United States District Court, Central District of Illinois, DanvilleUrbana Division
November 17, 2000
AMANDA SKILLINGS AND ROBERT MONTS, PLAINTIFFS,
THE STATE OF ILLINOIS, ANN PATLA, INDIVIDUALLY AND IN HER CAPACITY AS THE DIRECTOR OF THE STATE OF ILLINOIS DEPARTMENT OF PUBLIC AID, JUDY BARR TOPINKA, INDIVIDUALLY AND IN HER CAPACITY AS TREASURER OF THE STATE OF ILLINOIS, AND CITIBANK, N.A., AS ESCROW AGENT UNDER THE CIGARETTE MASTER SETTLEMENT AGREEMENT AND THE SMOKELESS TOBACCO MASTER SETTLEMENT AGREEMENT, DEFENDANTS.
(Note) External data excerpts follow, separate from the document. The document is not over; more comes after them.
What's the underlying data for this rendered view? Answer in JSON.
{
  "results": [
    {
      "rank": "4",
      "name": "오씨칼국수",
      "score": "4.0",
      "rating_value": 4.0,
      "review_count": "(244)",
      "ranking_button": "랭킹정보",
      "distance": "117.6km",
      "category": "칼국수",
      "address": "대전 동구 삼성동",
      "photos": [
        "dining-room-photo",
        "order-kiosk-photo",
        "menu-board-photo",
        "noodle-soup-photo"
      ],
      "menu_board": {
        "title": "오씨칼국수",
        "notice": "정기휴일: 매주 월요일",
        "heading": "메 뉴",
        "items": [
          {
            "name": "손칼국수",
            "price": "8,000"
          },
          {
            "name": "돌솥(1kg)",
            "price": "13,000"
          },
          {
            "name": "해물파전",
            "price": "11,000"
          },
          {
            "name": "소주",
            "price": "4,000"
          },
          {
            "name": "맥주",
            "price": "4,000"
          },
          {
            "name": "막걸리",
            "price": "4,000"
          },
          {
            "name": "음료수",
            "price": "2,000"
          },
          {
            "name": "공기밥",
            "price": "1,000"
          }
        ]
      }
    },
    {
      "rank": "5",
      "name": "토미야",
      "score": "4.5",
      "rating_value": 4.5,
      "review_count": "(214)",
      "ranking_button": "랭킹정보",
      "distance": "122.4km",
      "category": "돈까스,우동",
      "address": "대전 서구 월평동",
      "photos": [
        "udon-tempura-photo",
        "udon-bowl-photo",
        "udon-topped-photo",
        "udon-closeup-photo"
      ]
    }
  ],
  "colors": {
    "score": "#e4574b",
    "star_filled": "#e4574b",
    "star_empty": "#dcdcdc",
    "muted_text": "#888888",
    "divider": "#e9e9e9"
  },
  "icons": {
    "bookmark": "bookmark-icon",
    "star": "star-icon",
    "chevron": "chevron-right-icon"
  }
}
The opinion of the court was delivered by: Baker, District Judge.
In November 1998, the State of Illinois, along with forty-five
other states, entered into a settlement agreement with various
tobacco companies. This settlement, known as the Master
Settlement Agreement ("M.S.A."), covered a wide variety of
claims. As part of its recovery, the State was reimbursed for
money it spent to treat its public aid recipients'
The plaintiffs are Medicaid recipients. They seek a portion of
the State's recovery under the M.S.A., alleging that they are
entitled to share in potential future proceeds of the settlement
to the extent those proceeds exceed expenditures on their behalf.
Specifically, Count I alleges that Illinois officials Ann Patla
and Judy Barr Topinka violated 42 U.S.C. § 1983, the Fifth and
Fourteenth Amendments to the United States Constitution, and
42 U.S.C. § 1396. Count II alleges that the State of Illinois has
deprived the plaintiffs of due process of law in violation of the
Fifth and Fourteenth Amendments. Counts III and IV allege common
law breach of contract. Finally, Count V alleges that the State
violated Title XIX of the Social Security Act.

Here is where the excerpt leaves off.